Nicht weit vom Bache fand sich eine Gruppe schlanker Bäume mit sehr dünnen weißen Stämmen, die man für junge Kirschbäume hätte halten können, wären sie nicht so außerordentlich hoch gewesen.

Dogaressa, das Witwenäffchen, sprang plötzlich an einem dieser Bäume hinauf, gefolgt von Bambino, dem Titi. Alsbald erscholl aus den Zweigen ein klägliches Gekreisch: Aï-ï, aï-aï! so schrill und unangenehm, daß Schulze sich beide Ohren zuhielt, von denen er bei dieser Gelegenheit behauptete, sie hätten ein äußerst feines musikalisches Gehör.

»Aï-aï!« rief Unkas mit aufleuchtenden Augen und ergriff sein Beil, mit dem er in kurzer Zeit den Baum so weit anhieb, daß er sich neigte und langsam zu Boden senkte.

Nun sahen die erstaunten Europäer zwei seltsame Geschöpfe, die mit ihren langen gebogenen Krallen einen Ast umklammert hielten, den sie offenbar nicht loslassen mochten. Immer schrien sie: Aï-aï! ließen aber im übrigen ruhig ihr Schicksal über sich ergehen. Es waren Tiere von der Größe einer Hauskatze; ihr langes, grobes herunterhängendes Haar hatte eine dunkle, graugrüne Färbung, und über den Rücken zog sich ein Strich von schmutzigem Rotgelb.
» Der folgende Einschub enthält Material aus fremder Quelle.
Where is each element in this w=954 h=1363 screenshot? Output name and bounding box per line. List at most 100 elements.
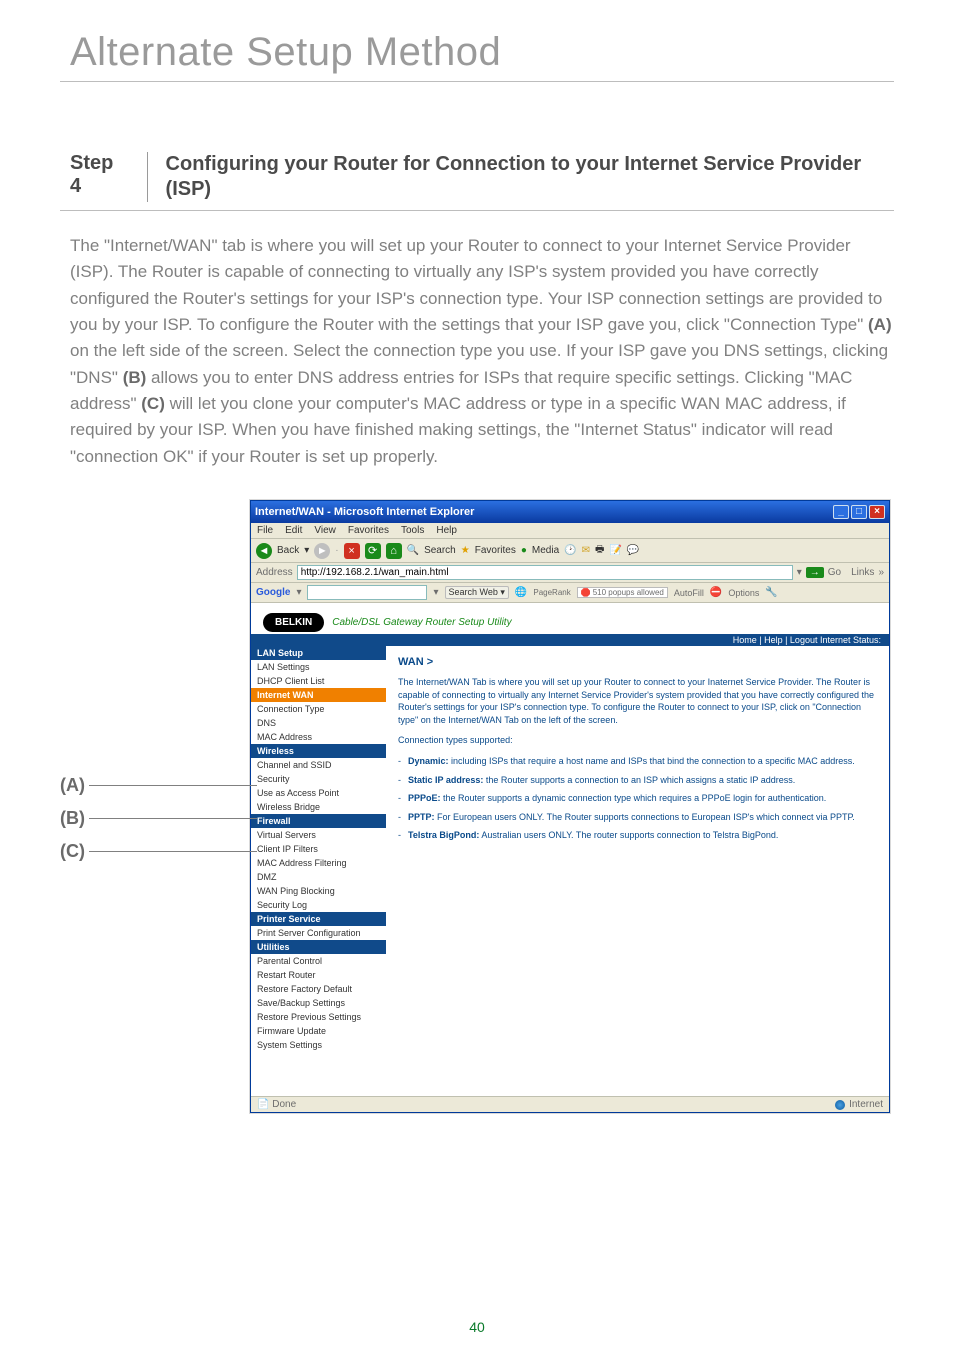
- callout-labels: (A) (B) (C): [60, 775, 257, 862]
- list-item: PPTP: For European users ONLY. The Route…: [398, 811, 877, 824]
- sidebar-security[interactable]: Security: [251, 772, 386, 786]
- options-button[interactable]: Options: [728, 588, 759, 598]
- sidebar-restart-router[interactable]: Restart Router: [251, 968, 386, 982]
- sidebar-dns[interactable]: DNS: [251, 716, 386, 730]
- menu-view[interactable]: View: [314, 525, 336, 536]
- router-body: LAN Setup LAN Settings DHCP Client List …: [251, 646, 889, 1096]
- google-news-icon[interactable]: 🌐: [515, 587, 527, 598]
- sidebar-save-backup[interactable]: Save/Backup Settings: [251, 996, 386, 1010]
- google-search-dropdown-icon[interactable]: ▾: [433, 587, 438, 598]
- sidebar-client-ip-filters[interactable]: Client IP Filters: [251, 842, 386, 856]
- google-logo[interactable]: Google: [256, 587, 290, 598]
- sidebar-wireless-bridge[interactable]: Wireless Bridge: [251, 800, 386, 814]
- callout-b-inline: (B): [123, 368, 147, 387]
- sidebar-print-server-config[interactable]: Print Server Configuration: [251, 926, 386, 940]
- sidebar-connection-type[interactable]: Connection Type: [251, 702, 386, 716]
- media-label[interactable]: Media: [532, 545, 559, 556]
- menu-file[interactable]: File: [257, 525, 273, 536]
- window-maximize-button[interactable]: □: [851, 505, 867, 519]
- browser-window: Internet/WAN - Microsoft Internet Explor…: [250, 500, 890, 1113]
- address-dropdown-icon[interactable]: ▾: [797, 567, 802, 578]
- favorites-label[interactable]: Favorites: [475, 545, 516, 556]
- media-icon[interactable]: ●: [521, 545, 527, 556]
- sidebar-internet-wan[interactable]: Internet WAN: [251, 688, 386, 702]
- callout-b-line: [89, 818, 257, 819]
- status-bar: 📄 Done Internet: [251, 1096, 889, 1112]
- list-item: Telstra BigPond: Australian users ONLY. …: [398, 829, 877, 842]
- back-label[interactable]: Back: [277, 545, 299, 556]
- window-minimize-button[interactable]: _: [833, 505, 849, 519]
- sidebar-dmz[interactable]: DMZ: [251, 870, 386, 884]
- page-title: Alternate Setup Method: [0, 0, 954, 75]
- forward-icon[interactable]: ►: [314, 543, 330, 559]
- window-close-button[interactable]: ×: [869, 505, 885, 519]
- links-chevron-icon[interactable]: »: [878, 567, 884, 578]
- blocked-icon: ⛔: [710, 587, 722, 598]
- address-label: Address: [256, 567, 293, 578]
- menu-tools[interactable]: Tools: [401, 525, 424, 536]
- sidebar-mac-address[interactable]: MAC Address: [251, 730, 386, 744]
- callout-a-inline: (A): [868, 315, 892, 334]
- connection-type-list: Dynamic: including ISPs that require a h…: [398, 755, 877, 842]
- sidebar-use-ap[interactable]: Use as Access Point: [251, 786, 386, 800]
- router-content: WAN > The Internet/WAN Tab is where you …: [386, 646, 889, 1096]
- sidebar-firewall[interactable]: Firewall: [251, 814, 386, 828]
- sidebar-firmware-update[interactable]: Firmware Update: [251, 1024, 386, 1038]
- refresh-icon[interactable]: ⟳: [365, 543, 381, 559]
- sidebar-channel-ssid[interactable]: Channel and SSID: [251, 758, 386, 772]
- sidebar-printer-service[interactable]: Printer Service: [251, 912, 386, 926]
- menu-edit[interactable]: Edit: [285, 525, 302, 536]
- address-bar: Address ▾ → Go Links »: [251, 563, 889, 583]
- back-dropdown-icon[interactable]: ▾: [304, 545, 309, 556]
- page-number: 40: [0, 1319, 954, 1335]
- links-label[interactable]: Links: [851, 567, 874, 578]
- sidebar-dhcp[interactable]: DHCP Client List: [251, 674, 386, 688]
- discuss-icon[interactable]: 💬: [627, 545, 639, 556]
- sidebar-wan-ping[interactable]: WAN Ping Blocking: [251, 884, 386, 898]
- callout-a-line: [89, 785, 257, 786]
- go-button[interactable]: →: [806, 567, 824, 578]
- google-search-button[interactable]: Search Web ▾: [445, 586, 509, 599]
- list-item: Dynamic: including ISPs that require a h…: [398, 755, 877, 768]
- body-part-4: will let you clone your computer's MAC a…: [70, 394, 846, 466]
- options-icon[interactable]: 🔧: [765, 587, 777, 598]
- search-icon[interactable]: 🔍: [407, 545, 419, 556]
- sidebar-mac-filtering[interactable]: MAC Address Filtering: [251, 856, 386, 870]
- google-dropdown-icon[interactable]: ▾: [296, 587, 301, 598]
- sidebar-utilities[interactable]: Utilities: [251, 940, 386, 954]
- mail-icon[interactable]: ✉: [582, 545, 590, 556]
- google-toolbar: Google ▾ ▾ Search Web ▾ 🌐 PageRank 🛑510 p…: [251, 583, 889, 603]
- sidebar-security-log[interactable]: Security Log: [251, 898, 386, 912]
- stop-icon[interactable]: ×: [344, 543, 360, 559]
- go-label[interactable]: Go: [828, 567, 841, 578]
- sidebar-restore-factory[interactable]: Restore Factory Default: [251, 982, 386, 996]
- home-icon[interactable]: ⌂: [386, 543, 402, 559]
- title-separator: [60, 81, 894, 82]
- router-ui: BELKIN Cable/DSL Gateway Router Setup Ut…: [251, 603, 889, 1096]
- router-nav-strip[interactable]: Home | Help | Logout Internet Status:: [251, 634, 889, 646]
- sidebar-lan-setup[interactable]: LAN Setup: [251, 646, 386, 660]
- status-done: Done: [272, 1099, 296, 1110]
- search-label[interactable]: Search: [424, 545, 456, 556]
- sidebar-lan-settings[interactable]: LAN Settings: [251, 660, 386, 674]
- sidebar-parental-control[interactable]: Parental Control: [251, 954, 386, 968]
- edit-icon[interactable]: 📝: [609, 545, 621, 556]
- autofill-button[interactable]: AutoFill: [674, 588, 704, 598]
- sidebar-virtual-servers[interactable]: Virtual Servers: [251, 828, 386, 842]
- sidebar-wireless[interactable]: Wireless: [251, 744, 386, 758]
- sidebar-system-settings[interactable]: System Settings: [251, 1038, 386, 1052]
- google-search-input[interactable]: [307, 585, 427, 600]
- router-tagline: Cable/DSL Gateway Router Setup Utility: [332, 617, 511, 628]
- sidebar-restore-previous[interactable]: Restore Previous Settings: [251, 1010, 386, 1024]
- print-icon[interactable]: 🖶: [595, 542, 604, 559]
- address-input[interactable]: [297, 565, 793, 580]
- menu-favorites[interactable]: Favorites: [348, 525, 389, 536]
- toolbar-divider: ·: [335, 545, 338, 556]
- pagerank-label: PageRank: [533, 588, 570, 597]
- window-titlebar: Internet/WAN - Microsoft Internet Explor…: [251, 501, 889, 523]
- popup-blocker[interactable]: 🛑510 popups allowed: [577, 587, 668, 598]
- menu-help[interactable]: Help: [436, 525, 457, 536]
- back-icon[interactable]: ◄: [256, 543, 272, 559]
- history-icon[interactable]: 🕑: [564, 545, 576, 556]
- favorites-icon[interactable]: ★: [461, 545, 470, 556]
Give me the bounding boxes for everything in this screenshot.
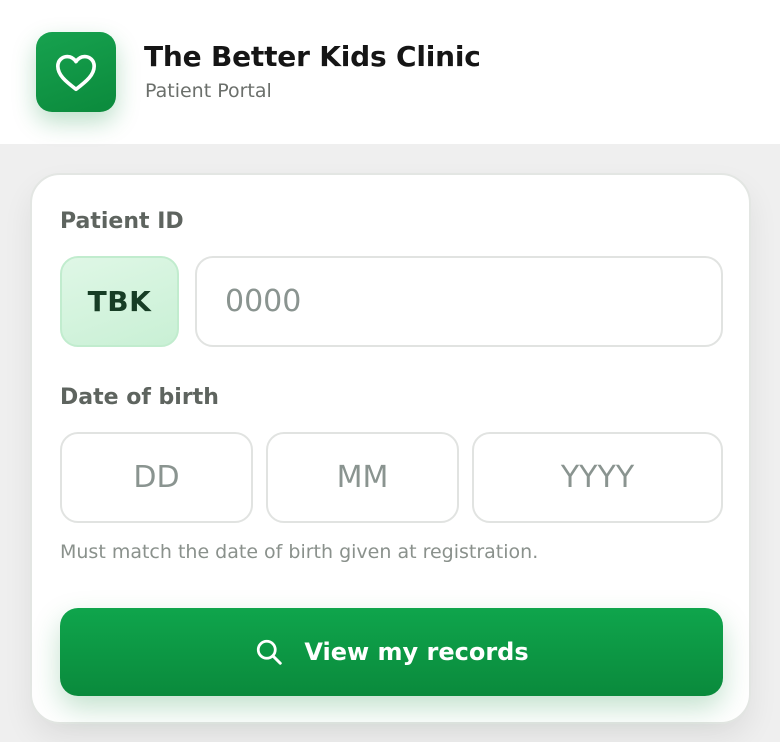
dob-hint: Must match the date of birth given at re… <box>60 541 539 563</box>
dob-year-input[interactable] <box>474 460 721 495</box>
clinic-logo <box>36 32 116 112</box>
portal-subtitle: Patient Portal <box>145 80 272 102</box>
dob-day-input[interactable] <box>62 460 251 495</box>
dob-day-field[interactable] <box>60 432 253 523</box>
dob-year-field[interactable] <box>472 432 723 523</box>
view-records-label: View my records <box>304 638 529 666</box>
dob-label: Date of birth <box>60 385 219 410</box>
patient-id-input[interactable] <box>225 284 721 319</box>
search-icon <box>254 637 284 667</box>
patient-id-field[interactable] <box>195 256 723 347</box>
patient-id-label: Patient ID <box>60 209 184 234</box>
view-records-button[interactable]: View my records <box>60 608 723 696</box>
dob-month-input[interactable] <box>268 460 457 495</box>
lookup-form-card: Patient ID TBK Date of birth Must match … <box>30 173 751 724</box>
clinic-name: The Better Kids Clinic <box>144 40 481 73</box>
app-header: The Better Kids Clinic Patient Portal <box>0 0 780 144</box>
patient-id-prefix: TBK <box>60 256 179 347</box>
dob-month-field[interactable] <box>266 432 459 523</box>
heart-icon <box>55 54 96 92</box>
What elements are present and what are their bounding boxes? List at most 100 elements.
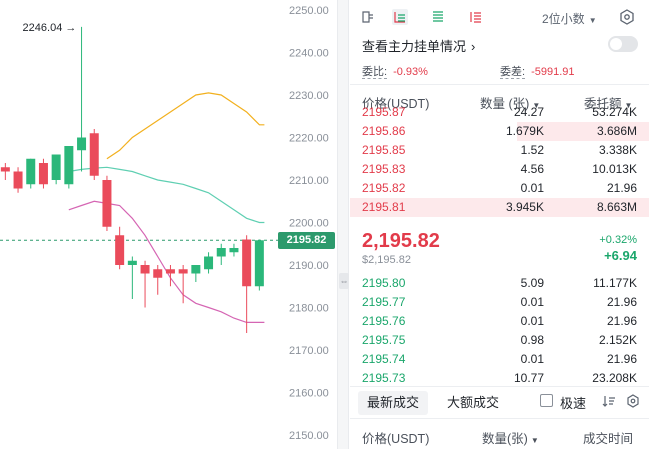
collapse-arrow-icon[interactable]: ⇔ <box>339 273 349 289</box>
bid-price: 2195.76 <box>362 314 406 328</box>
price-tick-label: 2180.00 <box>289 303 329 315</box>
bid-row[interactable]: 2195.76 0.01 21.96 <box>350 312 649 331</box>
ask-row[interactable]: 2195.85 1.52 3.338K <box>350 141 649 160</box>
price-tick-label: 2190.00 <box>289 260 329 272</box>
candle-down <box>165 269 175 274</box>
ask-amount: 24.27 <box>513 105 544 119</box>
kline-chart-canvas[interactable]: 2250.00 2240.00 2230.00 2220.00 2210.00 2200.… <box>0 0 337 449</box>
chevron-down-icon: ▼ <box>588 16 597 25</box>
bid-amount: 0.01 <box>520 314 544 328</box>
ask-row[interactable]: 2195.82 0.01 21.96 <box>350 179 649 198</box>
trades-settings-icon[interactable] <box>626 394 640 408</box>
ask-row[interactable]: 2195.83 4.56 10.013K <box>350 160 649 179</box>
trade-col-time: 成交时间 <box>583 432 634 446</box>
order-book-toolbar: 2位小数 ▼ <box>350 0 649 33</box>
panel-divider[interactable]: ⇔ <box>337 0 349 449</box>
price-tick-label: 2240.00 <box>289 48 329 60</box>
candle-up <box>254 240 264 287</box>
bid-amount: 0.01 <box>520 352 544 366</box>
ask-amount: 1.52 <box>520 143 544 157</box>
divider <box>350 386 649 387</box>
candle-up <box>229 248 239 253</box>
ask-total: 8.663M <box>596 200 637 214</box>
bid-price: 2195.80 <box>362 276 406 290</box>
order-diff-value: -5991.91 <box>531 66 575 78</box>
divider <box>350 418 649 419</box>
order-book-panel: 2位小数 ▼ 查看主力挂单情况 › 委比: -0.93% 委差: -5991.91 价格… <box>350 0 649 449</box>
candle-up <box>64 146 74 185</box>
candle-down <box>89 133 99 176</box>
current-price-tag: 2195.82 <box>278 231 335 249</box>
price-tick-label: 2250.00 <box>289 5 329 17</box>
ask-price: 2195.86 <box>362 124 406 138</box>
sort-icon[interactable] <box>602 394 616 408</box>
bid-row[interactable]: 2195.75 0.98 2.152K <box>350 331 649 350</box>
bid-row[interactable]: 2195.77 0.01 21.96 <box>350 293 649 312</box>
decimals-dropdown[interactable]: 2位小数 ▼ <box>542 10 597 27</box>
tab-large-trades[interactable]: 大额成交 <box>438 391 508 415</box>
price-tick-label: 2160.00 <box>289 388 329 400</box>
fast-mode-checkbox[interactable] <box>540 394 553 407</box>
candle-down <box>178 269 188 274</box>
last-price: 2,195.82 <box>362 230 440 252</box>
bid-total: 11.177K <box>593 276 637 290</box>
ask-amount: 4.56 <box>520 162 544 176</box>
moving-average-line <box>68 200 265 323</box>
candle-up <box>216 248 226 257</box>
ask-total: 3.686M <box>596 124 637 138</box>
ask-price: 2195.83 <box>362 162 406 176</box>
trade-col-price: 价格(USDT) <box>362 432 430 446</box>
ask-row[interactable]: 2195.81 3.945K 8.663M <box>350 198 649 217</box>
ask-amount: 1.679K <box>505 124 544 138</box>
caret-down-icon: ▼ <box>530 436 539 445</box>
price-tick-label: 2230.00 <box>289 90 329 102</box>
candle-up <box>204 256 214 270</box>
order-ratio-label: 委比: <box>362 66 388 79</box>
main-force-orders-link[interactable]: 查看主力挂单情况 › <box>362 36 475 55</box>
bid-total: 21.96 <box>606 295 637 309</box>
high-price-label: 2246.04 → <box>23 22 77 34</box>
main-force-toggle[interactable] <box>608 36 638 52</box>
order-ratio: 委比: -0.93% <box>362 63 428 79</box>
order-ratio-value: -0.93% <box>393 66 428 78</box>
ask-total: 3.338K <box>598 143 637 157</box>
change-absolute: +6.94 <box>604 248 637 263</box>
layout-asks-icon[interactable] <box>468 9 484 25</box>
candle-up <box>51 154 61 180</box>
ask-row[interactable]: 2195.87 24.27 53.274K <box>350 103 649 122</box>
order-diff: 委差: -5991.91 <box>500 63 575 79</box>
ask-price: 2195.81 <box>362 200 406 214</box>
candle-down <box>153 269 163 278</box>
candle-up <box>127 260 137 265</box>
layout-bids-icon[interactable] <box>430 9 446 25</box>
candle-up <box>77 137 87 151</box>
settings-hex-icon[interactable] <box>618 8 636 26</box>
price-tick-label: 2200.00 <box>289 218 329 230</box>
trade-col-amount[interactable]: 数量(张) ▼ <box>482 428 539 447</box>
ask-total: 21.96 <box>606 181 637 195</box>
fast-mode-label: 极速 <box>560 396 587 411</box>
layout-both-icon[interactable] <box>360 9 376 25</box>
candle-down <box>38 163 48 185</box>
ask-row[interactable]: 2195.86 1.679K 3.686M <box>350 122 649 141</box>
ask-amount: 0.01 <box>520 181 544 195</box>
divider <box>350 84 649 85</box>
ask-amount: 3.945K <box>505 200 544 214</box>
candle-down <box>102 180 112 227</box>
bid-row[interactable]: 2195.74 0.01 21.96 <box>350 350 649 369</box>
candle-up <box>191 265 201 274</box>
ask-total: 53.274K <box>592 105 637 119</box>
ask-price: 2195.87 <box>362 105 406 119</box>
bid-total: 21.96 <box>606 314 637 328</box>
ask-total: 10.013K <box>592 162 637 176</box>
bid-price: 2195.74 <box>362 352 406 366</box>
toggle-knob <box>610 38 622 50</box>
bid-total: 2.152K <box>598 333 637 347</box>
bid-row[interactable]: 2195.80 5.09 11.177K <box>350 274 649 293</box>
layout-mixed-icon[interactable] <box>392 9 408 25</box>
bid-price: 2195.75 <box>362 333 406 347</box>
kline-chart[interactable]: 2250.00 2240.00 2230.00 2220.00 2210.00 2200.… <box>0 0 337 449</box>
tab-latest-trades[interactable]: 最新成交 <box>358 391 429 415</box>
bid-total: 21.96 <box>606 352 637 366</box>
price-tick-label: 2150.00 <box>289 430 329 442</box>
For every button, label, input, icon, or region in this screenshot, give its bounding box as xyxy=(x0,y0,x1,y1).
Der kleine runde Kopf mit dem flachen Gesicht war noch menschenähnlicher als der eines Affen.

»Das sind Faultiere,« bemerkte Schulze, »und ich begreife jetzt, mit welchem Recht man sagt, ihr Geschrei sei ihr bestes Verteidigungsmittel. Großmächtiger Sebastian Bach! ich wollte doch noch lieber einen Schusterjungen eine verstimmte Violine bearbeiten hören: da heißt es ja wahrhaftig ›Jetzt weicht, jetzt flieht, jetzt weicht, jetzt flieht mit Zittern und Zähnegefletsch!‹«

Unkas aber dachte an keine Flucht, in aller Seelenruhe hieb er den Ast ab, an dem die Faultiere hingen, und trug ihn mitsamt den sich noch immer festklammernden Tieren auf eine kleine Lichtung.

»Warum entfliehen denn die Bestien nicht?« fragte Ulrich verwundert.

Schulze antwortete: »Erstens sind sie zu faul dazu, zweitens können sie sich auf dem Boden kaum fortbewegen. Aber einen guten Braten sollen sie liefern: das ist eine herrliche Aussicht nach den vielen Bachacopasteten!«

Unkas machte ein Feuer an, schlachtete und briet die Aï-aï, und in der Tat, der Mittagsbraten war köstlich. Der Rest des Fleisches wurde vorsorglich mitgenommen: er sollte noch bis morgen reichen. Die Weißen aßen nur Palmenmark zum Fleische, Unkas aber verzichtete nicht auf die Zutat von Ameisen, die ihm ein Leckerbissen waren.